The biological significance and the functions of piRNA molecules are currently the subject of intensive study and, numerous researches have started to uncover the hitherto unknown biological mechanisms of piRNA 22,52,53. Therefore, computational identification of piRNA has been at the forefront of research for understanding the mechanisms that maintain germline integrity. According to the results, it can be stated that feature subsets 4 and 5 are the most contributing features in piRNAs prediction. So, secondary structure features and base pairing information, which can be computed by appropriate tools, can effectively help the biologists to design and discriminate piRNAs from other RNAs 47,54.

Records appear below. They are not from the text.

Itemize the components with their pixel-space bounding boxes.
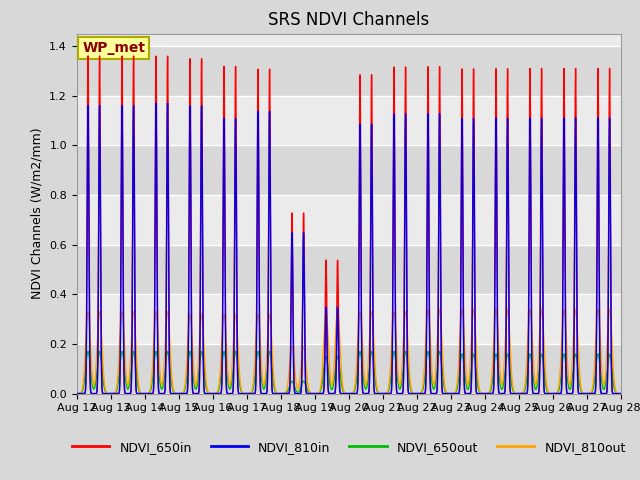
Bar — [77, 294, 621, 344]
Bar — [77, 145, 621, 195]
Legend: NDVI_650in, NDVI_810in, NDVI_650out, NDVI_810out: NDVI_650in, NDVI_810in, NDVI_650out, NDV… — [67, 436, 630, 459]
Bar — [77, 96, 621, 145]
Title: SRS NDVI Channels: SRS NDVI Channels — [268, 11, 429, 29]
Text: WP_met: WP_met — [82, 41, 145, 55]
Y-axis label: NDVI Channels (W/m2/mm): NDVI Channels (W/m2/mm) — [31, 128, 44, 300]
Bar — [77, 344, 621, 394]
Bar — [77, 195, 621, 245]
Bar — [77, 46, 621, 96]
Bar — [77, 245, 621, 294]
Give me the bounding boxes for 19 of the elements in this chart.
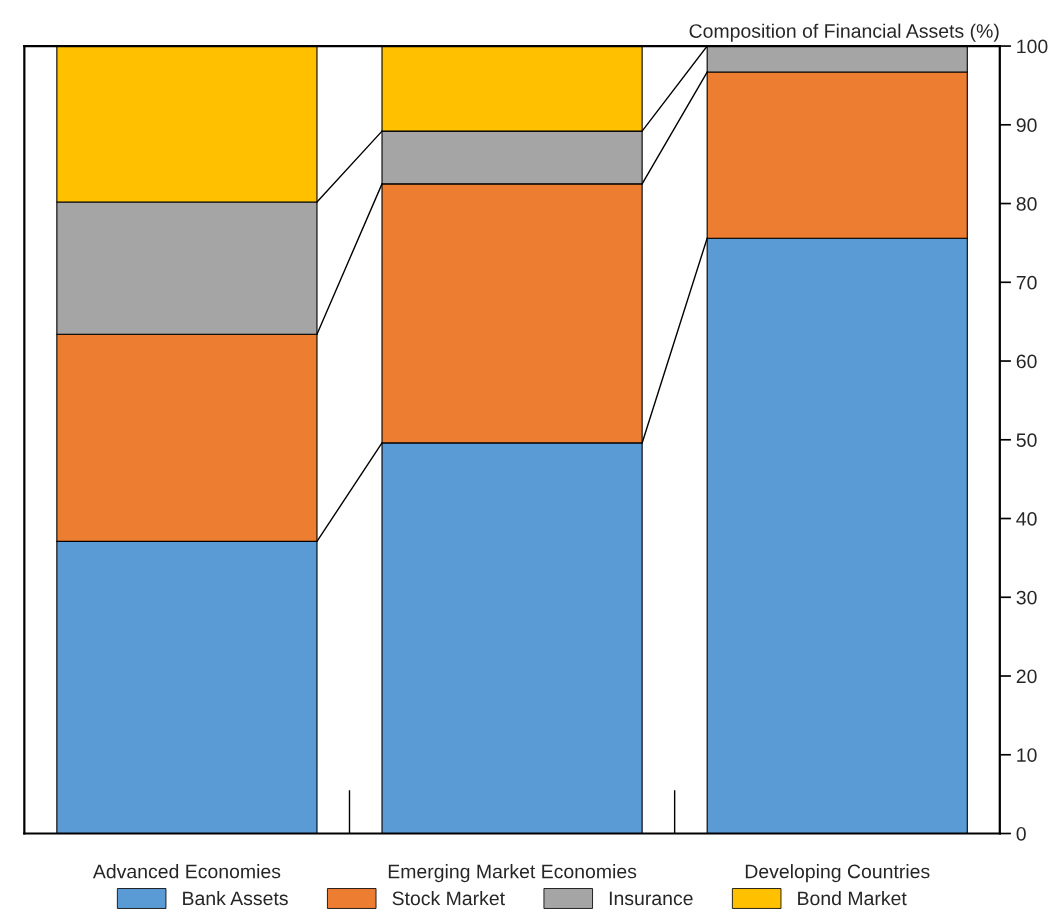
y-tick-label: 60 <box>1016 354 1037 369</box>
x-tick-label: Advanced Economies <box>92 864 281 879</box>
y-tick-label: 20 <box>1016 669 1037 684</box>
y-tick-label: 50 <box>1016 433 1037 448</box>
legend-label: Insurance <box>609 891 693 906</box>
legend-label: Bank Assets <box>183 890 288 906</box>
y-tick-label: 100 <box>1017 39 1048 54</box>
y-tick-label: 80 <box>1016 197 1037 211</box>
x-tick-label: Developing Countries <box>745 864 930 883</box>
y-tick-label: 90 <box>1016 118 1037 133</box>
legend-label: Stock Market <box>392 890 505 906</box>
y-tick-label: 40 <box>1016 511 1037 526</box>
y-tick-label: 0 <box>1016 826 1026 841</box>
y-tick-label: 30 <box>1016 590 1037 605</box>
y-axis-title: Composition of Financial Assets (%) <box>689 23 999 42</box>
y-tick-label: 70 <box>1016 275 1037 290</box>
legend-label: Bond Market <box>798 890 907 906</box>
y-tick-label: 10 <box>1017 748 1037 762</box>
x-tick-label: Emerging Market Economies <box>388 864 637 883</box>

In this paper, a prediction method was proposed to identify piRNA in human. Also, 48 heterogeneous features (sequence and structural features) were used to encode RNAs. To assess the performance of the method, a benchmark dataset containing 515 piRNAs and 1206 types of other RNAs was constructed. Our method reached the accuracy of 99% on the benchmark dataset. Also, our analysis revealed that the structural features are the most contributing features in piRNA prediction. Finally, three recently published computational studies were used in piRNA detection. The obtained results show that the proposed method outperforms its competitors.
We are very grateful to Dr. Ahmadi and Dr. Azimzadeh, for their helpful suggestions.